Relapsing-Remitting Multiple Sclerosis Clinical Trial
Official title:
Postmarketing Surveillance Study on the Extent to Which Patient Compliance is Influenced by Use of a Variable Titration Regimen at the Start of Treatment of Relapsing Multiple Sclerosis With Interferon Beta 1a (Rebif®)
This was an open-label, multicentric, prospective, post-marketing surveillance (PMS) study on the extent to which subject compliance is influenced by use of a variable titration regimen at the start of treatment of relapsing MS with Rebif.

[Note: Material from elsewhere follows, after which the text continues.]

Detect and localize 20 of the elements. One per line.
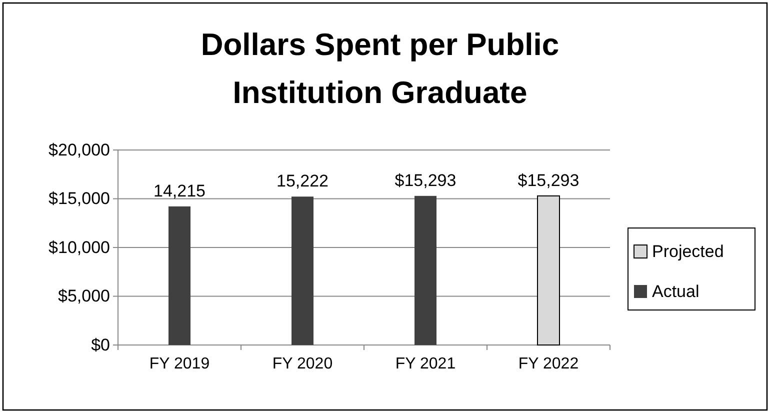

Interferon beta has become the treatment of choice in relapsing MS. In previous clinical
studies, the interferon-beta 1a (Rebif) used within the scope of this PMS study has
demonstrated significant efficacy in all aspects of treatment - magnetic resonance imaging
(MRI) data, relapse rate, and progression of disability. The PRISMS-4 study demonstrated
that treatment with Rebif reduces the frequency and severity of clinical relapses over 4
years and slows the progression of disability.
In order to achieve good subject compliance, it is important that the subject be given a
realistic picture of the expected result of treatment and of the demands that will be made
in connection with the treatment. Interferon beta cannot cure MS, however treatment with
Rebif can reduce the number and severity of relapses and delay the progression of
disability.
Rebif therapy is a long-term therapy. For this reason, subject may not feel any positive
effects immediately, but instead may notice the benefits of treatment only after a
considerable period of time. The early period after the start of treatment is considered to
be crucial in terms of whether the treatment will be accepted and tolerated by the subject
or whether unplanned cessation of treatment will occur.
OBJECTIVES
The principal objective of this PMS study was to provide subjects with the greatest possible
degree of safety and support by means of optimal management in the first few weeks after the
start of treatment or after the change from a different treatment regimen. This objective
was to be achieved by, among other things, a flexible dose escalation regimen that took into
account individual subjects' acceptance. It is precisely during this critical early phase of
treatment, marked as it is by uncertainty, change, and in some cases problems of
tolerability, that poor subject compliance occurs, leading in some cases to treatment
dropouts.
Another question addressed in the study was related to the small number of subjects who
after this initial phase could not tolerate Rebif therapy at the high dosage (44 µg x3). In
these cases there was the option of a temporary dose reduction to the lower dosage (22 µg
x3). The objective of this dose reduction was to avoid an unnecessary change of treatment
regimen and thereby to make an important contribution to improving compliance. In the
present PMS study, particular attention was paid to the question of subject compliance at
the start of Rebif therapy. This applied both to Rebif-naive subjects and to subjects who
were being switched to Rebif after receiving other forms of MS therapy.